Wordvectors preprocessing for very large (>1gb) glove pretrained vectors

anuclearbomb · November 6, 2017, 4:15pm

Hi everyone,

The py notebook wordvectors is used to process pretrained weights from glove. And the following codes were used.

def get_glove(name):
    with open(path+ 'glove.' + name + '.txt', 'r', encoding='utf8') as f: lines = [line.split() for line in f]
    words = [d[0] for d in lines]
    vecs = np.stack(np.array(d[1:], dtype=np.float32) for d in lines)
    wordidx = {o:i for i,o in enumerate(words)}
    save_array(res_path+name+'.dat', vecs)
    pickle.dump(words, open(res_path+name+'_words.pkl','wb'))
    pickle.dump(wordidx, open(res_path+name+'_idx.pkl','wb'))

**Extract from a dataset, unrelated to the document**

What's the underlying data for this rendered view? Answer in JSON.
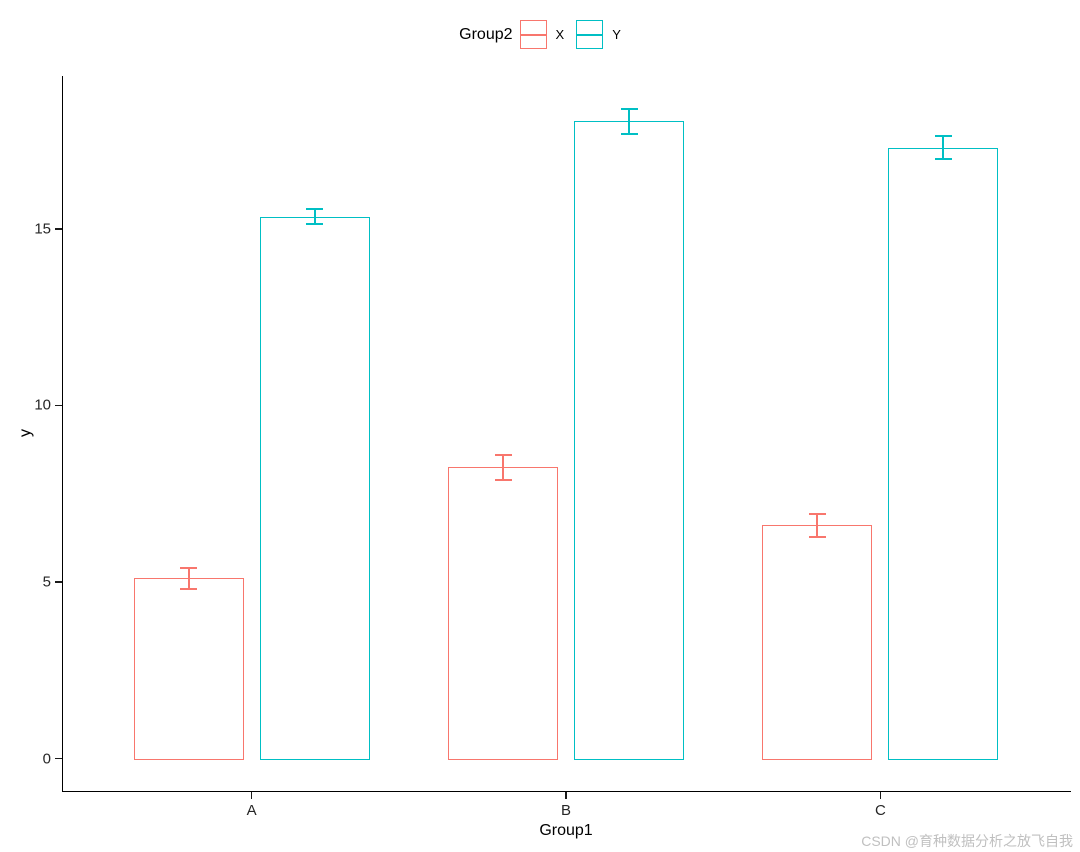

When I tried to process very large pretrained files (e.g. glove.42B.300d), I run into RAM limitation since I only have 16gb. So is there a way to modify the code such that the system reads the pretrained file line by line, instead of loading everything into RAM at once?

Thank you.

anuclearbomb · November 9, 2017, 2:46am

Just to share my work around for this.

I split the pretrained vectors into words and vetors, 2 txt files.

Then read the vectors txt into numpy, and subsequently saved them in a h5py file.

Slower, but doesnt eat up so much RAM at once.

Anyway u just need to do this once, so the slower part is really not that bad.

Please let me know if you have a better way at doing this.